The next dramatic turn in Rajiv’s life came three years later in 1984 when his mother, Prime Minister Indira Gandhi, was killed by her bodyguards. Rajiv got sworn in as PM on October 31, 1984, the very day his mother was assassinated. He was then a little over 40 years of age. Rajiv would meet his untimely end at the hands of an LTTE operative while campaigning in Tamil Nadu on May 21, 1991.
The most eventful phase of Rajiv’s life was, thus, shaped by deaths, all in a matter of a decade. Sanjay’s death pushed him into politics since there was no one else to carry forward the legacy of the formidable Nehru-Gandhi political dynasty. Four years later, Indira Gandhi’s assassination catapulted him to the post of PM.
The abrupt end to Gandhi’s life (he was only 46) also shows the danger lurking behind the charmed life of the subcontinent’s political elite.
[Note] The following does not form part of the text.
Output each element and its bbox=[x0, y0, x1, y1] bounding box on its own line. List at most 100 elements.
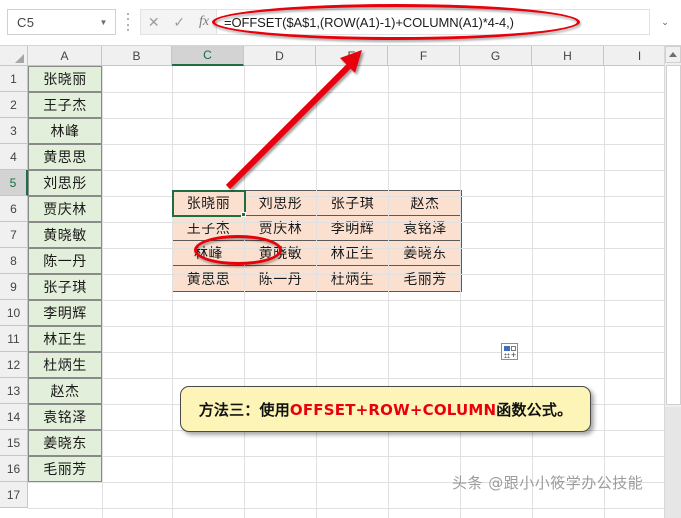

As PM, Rajiv introduced a number of reforms. His decision to lower the voting age to 18 from 21 and reserve seats for women in panchayats and urban local bodies had a lasting impact. The telecom reforms spearheaded by Sam Pitroda with Rajiv’s backing played a pivotal role in making India a leading player in the IT service sector.
From a record 404 seats in the 1984 General Election, the Congress was reduced to 197 seats when elections were held in 1989. Accusations hurled at Rajiv regarding receiving commission in the purchase of Bofors guns, cold feet developed by him in the Shah Bano case — his government diluted a Supreme Court order upholding Muslim women’s right to alimony and passed a law restricting the right of Muslim divorcees to alimony from their former husbands to only 90 days — apparently made Rajiv unpopular among the masses, not long after they voted him in with massive numbers.
His fall from grace was yet another drama that marked Rajiv’s short public life.